3.  Don’t aim too high, or try too much, or try to do it too quickly. Have a record of small, concrete achievements you can look back on to give you encouragement. Start by sharing activity with other people in small things. Leam to enjoy being with people and doing things with them. Cut out all the tension about doing it right, and doing it better than anyone else. Don’t aim too high.

     Build your self-confidence gradually. Give yourself a fair chance to mix with people, in an easy, pleasant, relaxed, style. Self-importance can make us self-conscious because it makes you want to be superior to everybody else. We worry about the possibility of losing our dignity.
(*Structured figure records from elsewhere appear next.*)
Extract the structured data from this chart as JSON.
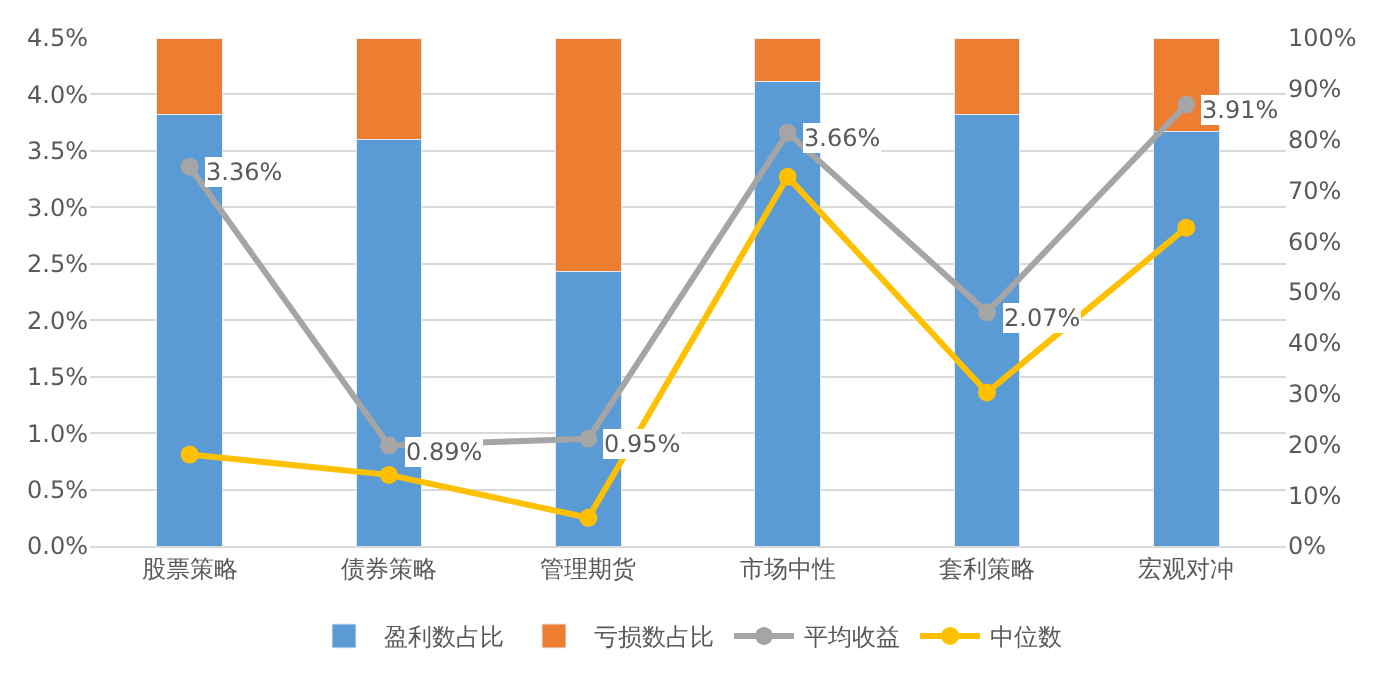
{
  "chart_data": {
    "type": "bar",
    "stacked": true,
    "categories": [
      "股票策略",
      "债券策略",
      "管理期货",
      "市场中性",
      "套利策略",
      "宏观对冲"
    ],
    "series": [
      {
        "name": "盈利数占比",
        "color": "#5b9bd5",
        "axis": "y2",
        "values": [
          85,
          80,
          54,
          91.5,
          85,
          81.5
        ]
      },
      {
        "name": "亏损数占比",
        "color": "#ed7d31",
        "axis": "y2",
        "values": [
          15,
          20,
          46,
          8.5,
          15,
          18.5
        ]
      },
      {
        "name": "平均收益",
        "type": "line",
        "color": "#a5a5a5",
        "marker": "circle",
        "values": [
          3.36,
          0.89,
          0.95,
          3.66,
          2.07,
          3.91
        ],
        "value_labels": [
          "3.36%",
          "0.89%",
          "0.95%",
          "3.66%",
          "2.07%",
          "3.91%"
        ]
      },
      {
        "name": "中位数",
        "type": "line",
        "color": "#ffc000",
        "marker": "circle",
        "values": [
          0.81,
          0.63,
          0.25,
          3.27,
          1.36,
          2.82
        ]
      }
    ],
    "ylim": [
      0,
      4.5
    ],
    "yticks": [
      {
        "value": 0,
        "label": "0.0%"
      },
      {
        "value": 0.5,
        "label": "0.5%"
      },
      {
        "value": 1,
        "label": "1.0%"
      },
      {
        "value": 1.5,
        "label": "1.5%"
      },
      {
        "value": 2,
        "label": "2.0%"
      },
      {
        "value": 2.5,
        "label": "2.5%"
      },
      {
        "value": 3,
        "label": "3.0%"
      },
      {
        "value": 3.5,
        "label": "3.5%"
      },
      {
        "value": 4,
        "label": "4.0%"
      },
      {
        "value": 4.5,
        "label": "4.5%"
      }
    ],
    "y2lim": [
      0,
      100
    ],
    "y2ticks": [
      {
        "value": 0,
        "label": "0%"
      },
      {
        "value": 10,
        "label": "10%"
      },
      {
        "value": 20,
        "label": "20%"
      },
      {
        "value": 30,
        "label": "30%"
      },
      {
        "value": 40,
        "label": "40%"
      },
      {
        "value": 50,
        "label": "50%"
      },
      {
        "value": 60,
        "label": "60%"
      },
      {
        "value": 70,
        "label": "70%"
      },
      {
        "value": 80,
        "label": "80%"
      },
      {
        "value": 90,
        "label": "90%"
      },
      {
        "value": 100,
        "label": "100%"
      }
    ],
    "grid": "y",
    "legend": "bottom"
  }
}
     Get rid of the self-importance and the urge to be better than other people. Then being wrong and looking silly will cease to be such a catastrophe. You will have a sense of proportion and develop a keen sense of humour.

     People are not absorbed in us as our parents may have been. They do not notice or criticize all that much. Neither do they demonstrate approval, and praise us and make the same fuss of us. As adults, we have to set out deliberately it we are to provoke people or perplex them, or attract attention. People are busy living their own lives. They take us at face value. They demand no more from us than that we should be friendly and reasonably courteous and considerate.

     Employ your time more usefully and happily in some interesting activity or meeting people and taking part in all their activities.